Saniya Galimova put her husband on the first flight out of Russia and then started to pack up her life.
Russian and Ukrainian novels lined the shelves of her brand-new Istanbul bookshop as the 29-year-old recounted the panicked moments she became an exile one year ago.
“Every day I think about whether I will be able to return,” she said at her “One and a Half Rooms” shop in a trendy district of Turkey’s imperial capital.
“But I cannot until this regime falls and the war ends.”
Up to a million Russians are believed to have done the same in response to President Vladimir Putin’s decision to invade Ukraine and confront the Western world.
They fled in waves that formed miniature Russian isles in ex-Soviet republics and tourist friendly countries such as Turkey.
They were overwhelmingly young and bright — people who wanted to make films and create art instead of dying in the muddy trenches of Ukraine, fighting a war they did not understand.
Galimova walked out of her Tatarstan-region apartment holding her 10-year-old in one hand and the cage with their dog in the other.
Her draft-age husband had already landed in Uzbekistan and would join them in Istanbul in the first weeks of March.
She felt an urgent need to save her daughter from the Russian war propaganda being drilled into school children back home.
“Children can no longer have their own opinions,” Galimova said. “If you express your opinion, you put yourself and your parents in danger.”
Galimova and her friends were retracing the footsteps of those who escaped the 1917 Bolshevik Revolution to what was then still known as Constantinople.
The Bosphorus Strait city has been a melting pot of cultures throughout its fabled history. The new arrivals are settling around tea rooms and bath houses once frequented by Orthodox Greeks and Armenians before them.

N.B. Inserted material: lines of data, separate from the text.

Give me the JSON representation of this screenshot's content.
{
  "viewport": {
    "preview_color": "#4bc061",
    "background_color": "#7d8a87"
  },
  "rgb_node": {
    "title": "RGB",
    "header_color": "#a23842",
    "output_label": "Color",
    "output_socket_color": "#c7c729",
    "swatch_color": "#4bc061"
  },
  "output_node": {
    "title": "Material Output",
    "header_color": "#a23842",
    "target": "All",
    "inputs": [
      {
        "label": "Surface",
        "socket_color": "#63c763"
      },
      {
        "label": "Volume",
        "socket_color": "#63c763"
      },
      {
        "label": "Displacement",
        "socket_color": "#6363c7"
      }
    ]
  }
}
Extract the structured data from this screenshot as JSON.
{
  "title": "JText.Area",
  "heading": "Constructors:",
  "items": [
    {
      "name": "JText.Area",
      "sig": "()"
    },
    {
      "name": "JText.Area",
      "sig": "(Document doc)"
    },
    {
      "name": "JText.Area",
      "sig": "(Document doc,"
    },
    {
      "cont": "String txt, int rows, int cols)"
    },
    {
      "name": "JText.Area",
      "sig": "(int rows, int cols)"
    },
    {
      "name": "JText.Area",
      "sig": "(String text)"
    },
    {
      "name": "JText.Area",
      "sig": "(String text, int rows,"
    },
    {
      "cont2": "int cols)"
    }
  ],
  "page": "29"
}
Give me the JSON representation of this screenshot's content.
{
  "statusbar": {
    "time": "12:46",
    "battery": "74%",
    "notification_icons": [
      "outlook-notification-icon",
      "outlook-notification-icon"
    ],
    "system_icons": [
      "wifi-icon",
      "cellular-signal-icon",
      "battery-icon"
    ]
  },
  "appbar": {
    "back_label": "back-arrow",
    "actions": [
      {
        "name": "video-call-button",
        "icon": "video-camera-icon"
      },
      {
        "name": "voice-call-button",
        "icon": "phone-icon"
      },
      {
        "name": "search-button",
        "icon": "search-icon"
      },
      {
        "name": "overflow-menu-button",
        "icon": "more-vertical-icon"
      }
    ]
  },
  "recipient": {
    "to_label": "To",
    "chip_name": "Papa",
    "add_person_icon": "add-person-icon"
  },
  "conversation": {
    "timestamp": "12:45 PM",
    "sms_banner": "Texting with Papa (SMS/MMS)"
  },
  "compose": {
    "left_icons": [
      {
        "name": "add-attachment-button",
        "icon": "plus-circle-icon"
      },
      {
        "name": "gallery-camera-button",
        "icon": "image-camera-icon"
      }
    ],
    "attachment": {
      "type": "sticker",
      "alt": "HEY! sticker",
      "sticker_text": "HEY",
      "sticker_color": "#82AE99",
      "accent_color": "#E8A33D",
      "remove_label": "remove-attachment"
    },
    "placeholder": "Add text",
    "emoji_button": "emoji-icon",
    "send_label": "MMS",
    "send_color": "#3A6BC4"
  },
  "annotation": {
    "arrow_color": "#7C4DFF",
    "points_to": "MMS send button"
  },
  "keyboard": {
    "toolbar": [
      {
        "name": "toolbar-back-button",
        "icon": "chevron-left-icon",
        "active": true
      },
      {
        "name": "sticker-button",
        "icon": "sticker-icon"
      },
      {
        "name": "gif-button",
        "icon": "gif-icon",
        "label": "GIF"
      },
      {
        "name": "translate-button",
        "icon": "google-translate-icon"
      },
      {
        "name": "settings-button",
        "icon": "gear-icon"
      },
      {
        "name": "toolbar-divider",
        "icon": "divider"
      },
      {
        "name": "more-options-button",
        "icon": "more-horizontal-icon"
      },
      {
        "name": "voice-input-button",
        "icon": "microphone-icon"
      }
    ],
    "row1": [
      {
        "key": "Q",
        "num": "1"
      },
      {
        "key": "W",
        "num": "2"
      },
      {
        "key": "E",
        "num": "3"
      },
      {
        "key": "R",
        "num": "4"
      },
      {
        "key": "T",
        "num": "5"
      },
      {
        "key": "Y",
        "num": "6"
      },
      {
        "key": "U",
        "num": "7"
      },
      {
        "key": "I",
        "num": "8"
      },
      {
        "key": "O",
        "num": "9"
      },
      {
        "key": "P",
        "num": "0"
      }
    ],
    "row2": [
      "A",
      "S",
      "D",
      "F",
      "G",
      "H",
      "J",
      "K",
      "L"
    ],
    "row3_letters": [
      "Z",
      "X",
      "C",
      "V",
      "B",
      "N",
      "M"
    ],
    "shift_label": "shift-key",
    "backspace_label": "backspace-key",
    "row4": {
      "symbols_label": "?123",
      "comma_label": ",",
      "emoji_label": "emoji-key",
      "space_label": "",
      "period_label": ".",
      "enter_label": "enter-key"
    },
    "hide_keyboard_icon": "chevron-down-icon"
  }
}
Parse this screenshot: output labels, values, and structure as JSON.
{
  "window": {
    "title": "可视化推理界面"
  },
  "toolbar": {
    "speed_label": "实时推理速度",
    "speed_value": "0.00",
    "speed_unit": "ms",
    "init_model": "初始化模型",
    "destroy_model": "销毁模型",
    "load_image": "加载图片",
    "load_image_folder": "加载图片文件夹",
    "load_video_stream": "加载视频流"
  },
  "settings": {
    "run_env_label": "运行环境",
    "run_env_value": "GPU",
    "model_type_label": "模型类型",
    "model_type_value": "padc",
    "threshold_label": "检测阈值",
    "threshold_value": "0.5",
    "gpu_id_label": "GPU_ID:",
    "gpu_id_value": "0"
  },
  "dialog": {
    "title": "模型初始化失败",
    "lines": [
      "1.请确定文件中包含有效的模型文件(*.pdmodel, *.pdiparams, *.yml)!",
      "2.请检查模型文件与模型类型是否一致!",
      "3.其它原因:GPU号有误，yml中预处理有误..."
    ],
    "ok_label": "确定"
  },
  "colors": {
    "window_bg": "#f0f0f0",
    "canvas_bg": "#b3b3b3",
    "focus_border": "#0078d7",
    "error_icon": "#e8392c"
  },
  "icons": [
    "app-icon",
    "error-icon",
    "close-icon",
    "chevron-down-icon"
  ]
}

Russian rap concert posters pepper signposts and ads entice metro riders with offers of Aegean vacations and estate agents.
One of them is Inzhu Mami — a 25-year-old from Kazakhstan whose Russian skills made her indispensable to an estate agent based in an outlying area filled with new apartment towers and construction cranes.
“When they speak to someone who speaks their own language, it creates this spark,” Mami said with a bright smile.
The Russians opening their souls and wallets to Mami are mostly looking to invest in Istanbul’s hot property market.
Mami’s boss at the Golden Sign realtor said the share of Russians buying her properties has exploded from five percent before the war to 60 percent today.
“In general, they pay in cash,” agency co-founder Gul Gul said.
Official statistics show more than 150,000 Russians received Turkish residency permits last year.
Many are trying to recreate the world they left behind by opening up cafes and other hangouts such as Galimova’s bookshop.
Alexandra Nikashina spends much of her time working in a tattoo parlour tucked away in a hip port district.
“I love Russia,” the tattooed 29-year-old said. “But the idea of being there scares me.”
The Samara native moved to Moscow and spent years mingling with artists and other bohemian types who worried more about trends than global affairs.
“I am very far removed from politics,” Nikashina giggled.
But she still avoids talking about the war to her parents back home.
“Our views on it differ too much,” Nikashina said. “I have realised that the most important thing now is to preserve what I have — my family. There would be no point in getting into this fight.”
Her flatmate Igor Irbitsky agrees.
“I do not talk about politics with my friends back home,” said the 30-year-old graphic designer.
“But the Russians I meet here are, by definition, interesting people. I have this presumption of innocence towards the Russians here.”
Alexei Vyatkin has a more sombre view.
The 36-year-old video producer had expected to see vast crowds in his native Saint Petersburg protesting the first day of war on February 24 of last year.
Barely anyone showed up.
“I became disillusioned in people,” he said after watching Russia’s struggling protest movement wither.
A number of Vyatkin’s friends ended up being either indifferent to the invasion — or supporting it.
“It is difficult for me to talk to them now,” he said.
Vyatkin still tries to empathise with those who remain.
“People are so frightened that they are afraid to even think about the war,” he whispered with a shake of the head.
But the prospect of ever seeing his home again seems distant.
“I left one city, but the one I would be going back to is not the same,” he said. “The country has changed.”